Yates filed this action against Draine in August 2001, alleging negligence/legal malpractice, negligent misrepresentation, and breach of contract arising from Draine’s representation in the federal civil suit filed by Yates in 1996.  Draine moved for summary judgment based on the statute of limitations, and the circuit court granted the motion.  Yates appealed.

STANDARD OF REVIEW

“In reviewing the grant of a summary judgment motion, this court applies the same standard which governs the trial court: summary judgment is proper when there is no genuine issue as to any material fact and the moving party is entitled to judgment as a matter of law.”  Rule 56(c), SCRCP; Baughman v. American Tel. & Tel. Co., 306 S.C. 101, 114-15, 410 S.E.2d 537, 545 (1991).  In determining whether any triable issues of fact exist, the evidence and all inferences which can be reasonably drawn from the evidence must be viewed in the light most favorable to the nonmoving party.  Strother v. Lexington County Recreation Comm’n, 332 S.C. 54, 61, 504 S.E.2d 117, 121 (1998).  On appeal from an order granting summary judgment, the appellate court will review all ambiguities, conclusions, and inferences arising in and from the evidence in a light most favorable to the non-moving party below.  Osborne v. Adams, 346 S.C. 4, 7, 550 S.E.2d 319, 321 (2001).

LAW/ANALYSIS

Yates argues the circuit court erred in granting summary judgment in favor of Draine based on the statute of limitations.  We disagree.

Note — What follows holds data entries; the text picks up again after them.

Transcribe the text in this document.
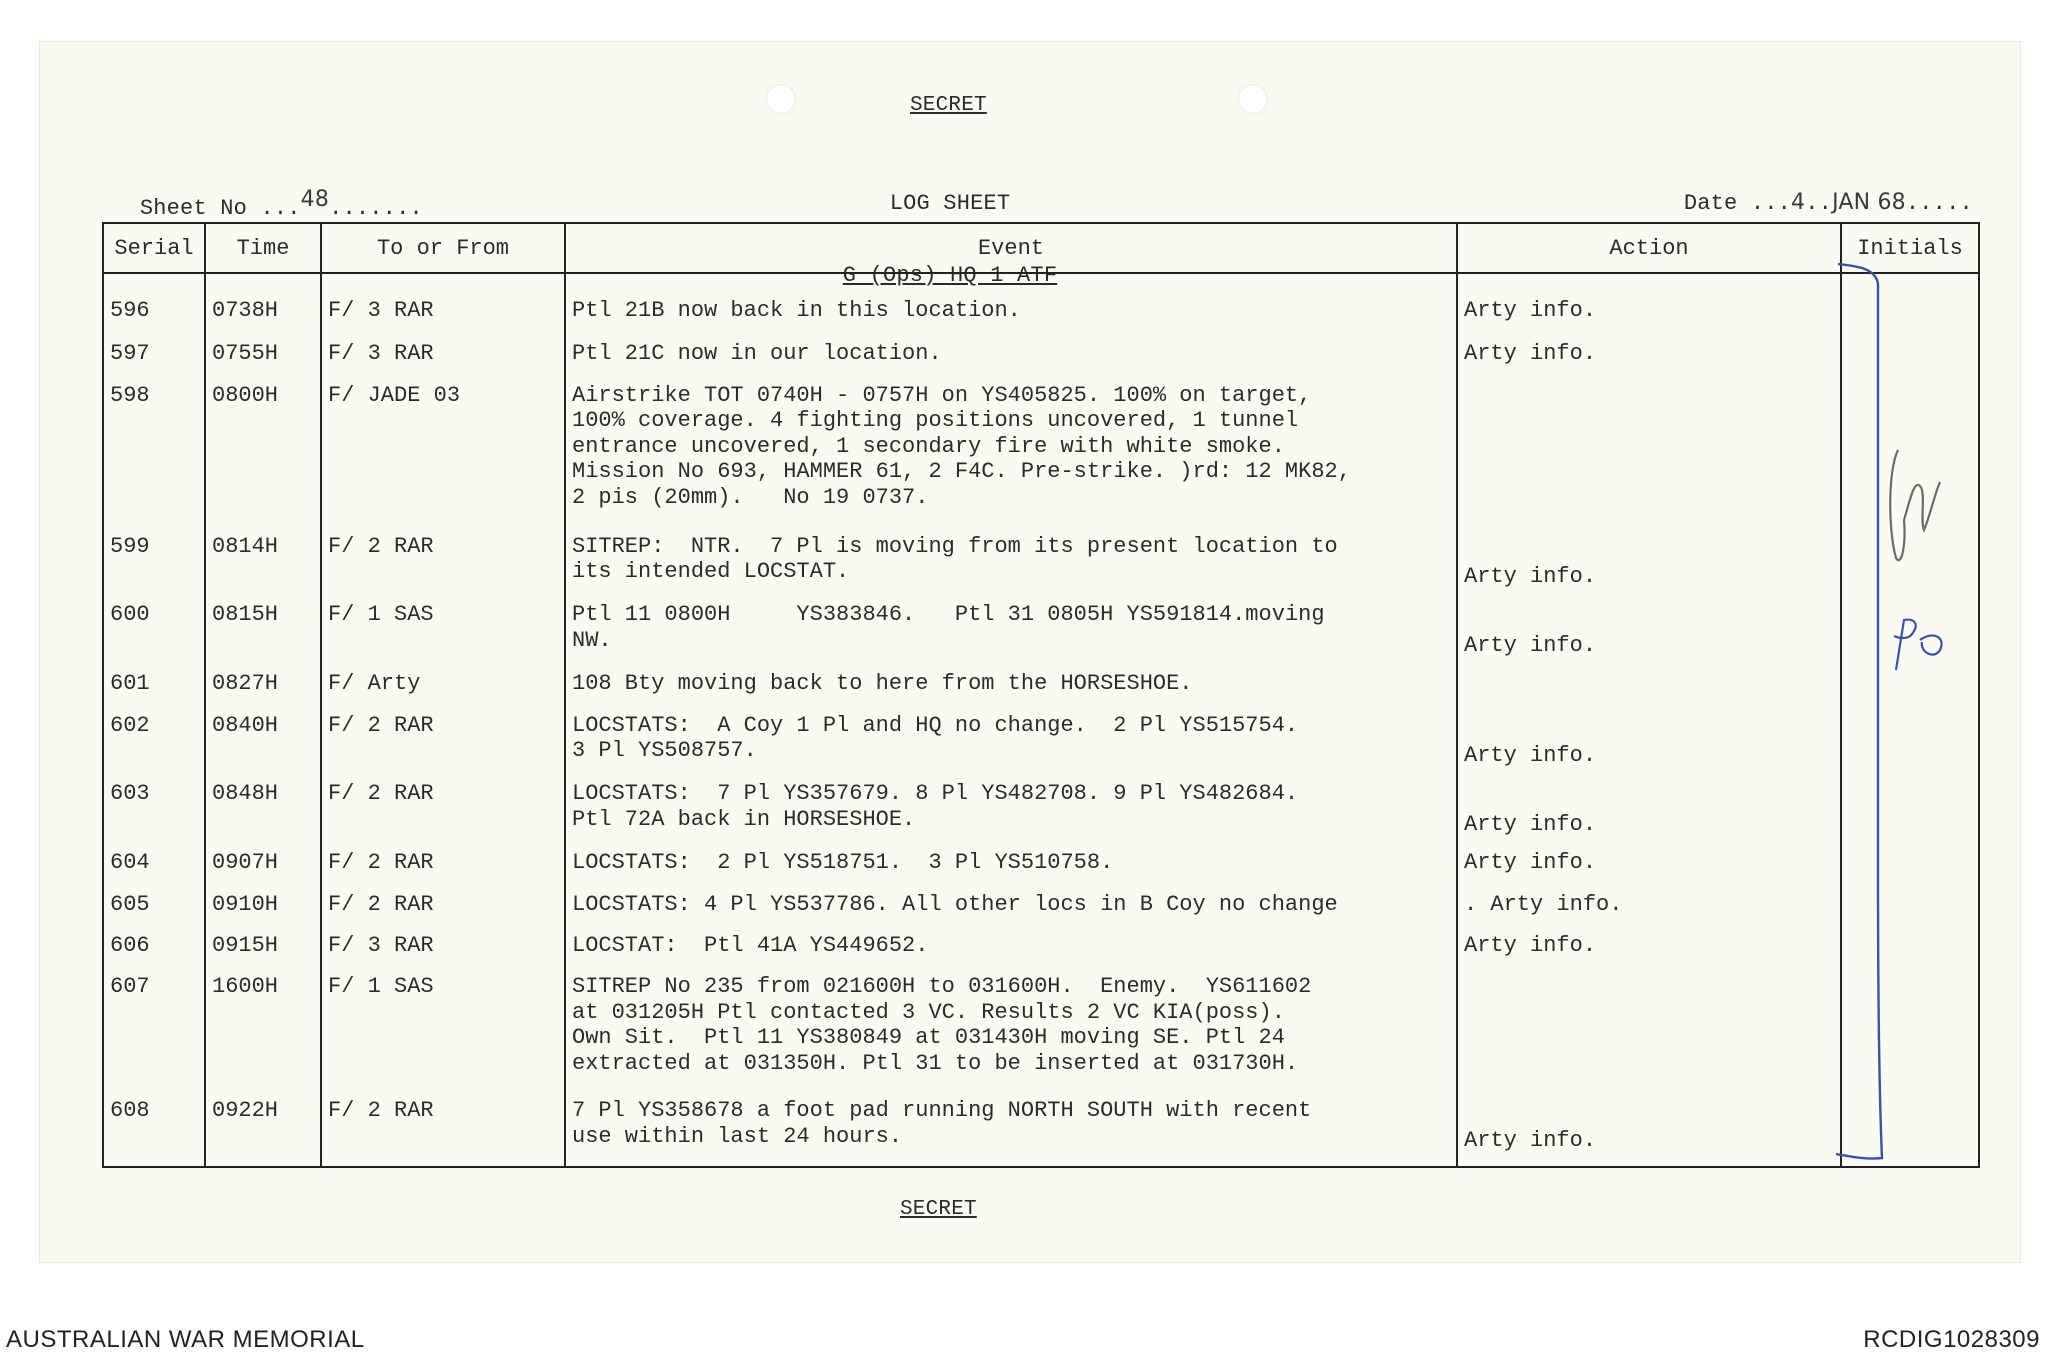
SECRET

LOG SHEET

G (Ops) HQ 1 ATF

Sheet No ...48.......	Date ...4..JAN 68.....

Serial	Time	To or From	Event	Action	Initials
596	0738H	F/ 3 RAR	Ptl 21B now back in this location.	Arty info.	
597	0755H	F/ 3 RAR	Ptl 21C now in our location.	Arty info.	
598	0800H	F/ JADE 03	Airstrike TOT 0740H - 0757H on YS405825. 100% on target,
100% coverage. 4 fighting positions uncovered, 1 tunnel
entrance uncovered, 1 secondary fire with white smoke.
Mission No 693, HAMMER 61, 2 F4C. Pre-strike. )rd: 12 MK82,
2 pis (20mm).   No 19 0737.		
599	0814H	F/ 2 RAR	SITREP:  NTR.  7 Pl is moving from its present location to
its intended LOCSTAT.	Arty info.	
600	0815H	F/ 1 SAS	Ptl 11 0800H     YS383846.   Ptl 31 0805H YS591814.moving
NW.	Arty info.	
601	0827H	F/ Arty	108 Bty moving back to here from the HORSESHOE.		
602	0840H	F/ 2 RAR	LOCSTATS:  A Coy 1 Pl and HQ no change.  2 Pl YS515754.
3 Pl YS508757.	Arty info.	
603	0848H	F/ 2 RAR	LOCSTATS:  7 Pl YS357679. 8 Pl YS482708. 9 Pl YS482684.
Ptl 72A back in HORSESHOE.	Arty info.	
604	0907H	F/ 2 RAR	LOCSTATS:  2 Pl YS518751.  3 Pl YS510758.	Arty info.	
605	0910H	F/ 2 RAR	LOCSTATS: 4 Pl YS537786. All other locs in B Coy no change	. Arty info.	
606	0915H	F/ 3 RAR	LOCSTAT:  Ptl 41A YS449652.	Arty info.	
607	1600H	F/ 1 SAS	SITREP No 235 from 021600H to 031600H.  Enemy.  YS611602
at 031205H Ptl contacted 3 VC. Results 2 VC KIA(poss).
Own Sit.  Ptl 11 YS380849 at 031430H moving SE. Ptl 24
extracted at 031350H. Ptl 31 to be inserted at 031730H.		
608	0922H	F/ 2 RAR	7 Pl YS358678 a foot pad running NORTH SOUTH with recent
use within last 24 hours.	Arty info.	

SECRET
AUSTRALIAN WAR MEMORIAL	RCDIG1028309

Section 15-3-530 of the South Carolina Code (Supp. 2003) provides a three-year statute of limitations for legal malpractice lawsuits.  Under the discovery rule, the statute of limitations begins to run from the date the injured party either knows or should know, by the exercise of reasonable diligence, that a cause of action exists for the wrongful conduct. S.C. Code Ann. § 15-3-535 (Supp. 2001); Dean v. Ruscon Corp., 321 S.C. 360, 468 S.E.2d 645 (1996).  The supreme court has held:

The exercise of reasonable diligence means simply that an injured party must act with some promptness where the facts and circumstances of an injury would put a person of common knowledge and experience on notice that some right of his has been invaded or that some claim against another party might exist. The statute of limitations begins to run from this point and not when advice of counsel is sought or a full-blown theory of recovery developed.

Mitchell v. Holler, 311 S.C. 406, 412, 429 S.E.2d 793, 799 (1993).  Moreover, the standard is objective and not subjective.  Berry v. McLeod, 328 S.C. 435, 438, 492 S.E.2d 794, 796 (Ct. App. 1997).  “The statute of limitations begins to run at the time the individual has inquiry or constructive notice.”  Id. at 413, 492 S.E.2d at 800.

Yates’s own testimony clearly establishes that he became completely and fully aware of any alleged malpractice in January 1997.  Yates stated in his affidavit:

I was shocked and could hardly believe what all I had uncovered about Attorney Draine from the record of my case at the Clerk of Court’s office on January 6, 1997. 

In his deposition, Yates conceded:

I’ll establish the fact that in January ’97 I was certainly aware of the problems we were having.  So if you want to establish that for the fact of the statute of limitations, you got it established. 

Additionally, Yates sent a letter to Draine in January 1997 complaining of Draine’s performance.  Yates was on notice, by his own admission, of a perceived problem with Draine’s representation on January 6, 1997, and should have filed his action within three years of that date.  Yates did not file this action until August 1, 2001, almost twenty months after the statute of limitations had run.

CONCLUSION

Accordingly, the circuit court’s grant of summary judgment in favor of Draine is hereby

AFFIRMED.

HEARN, C.J., ANDERSON and KITTREDGE, JJ., concur.


[1] We decide this case without oral argument pursuant to Rule 215, SCACR.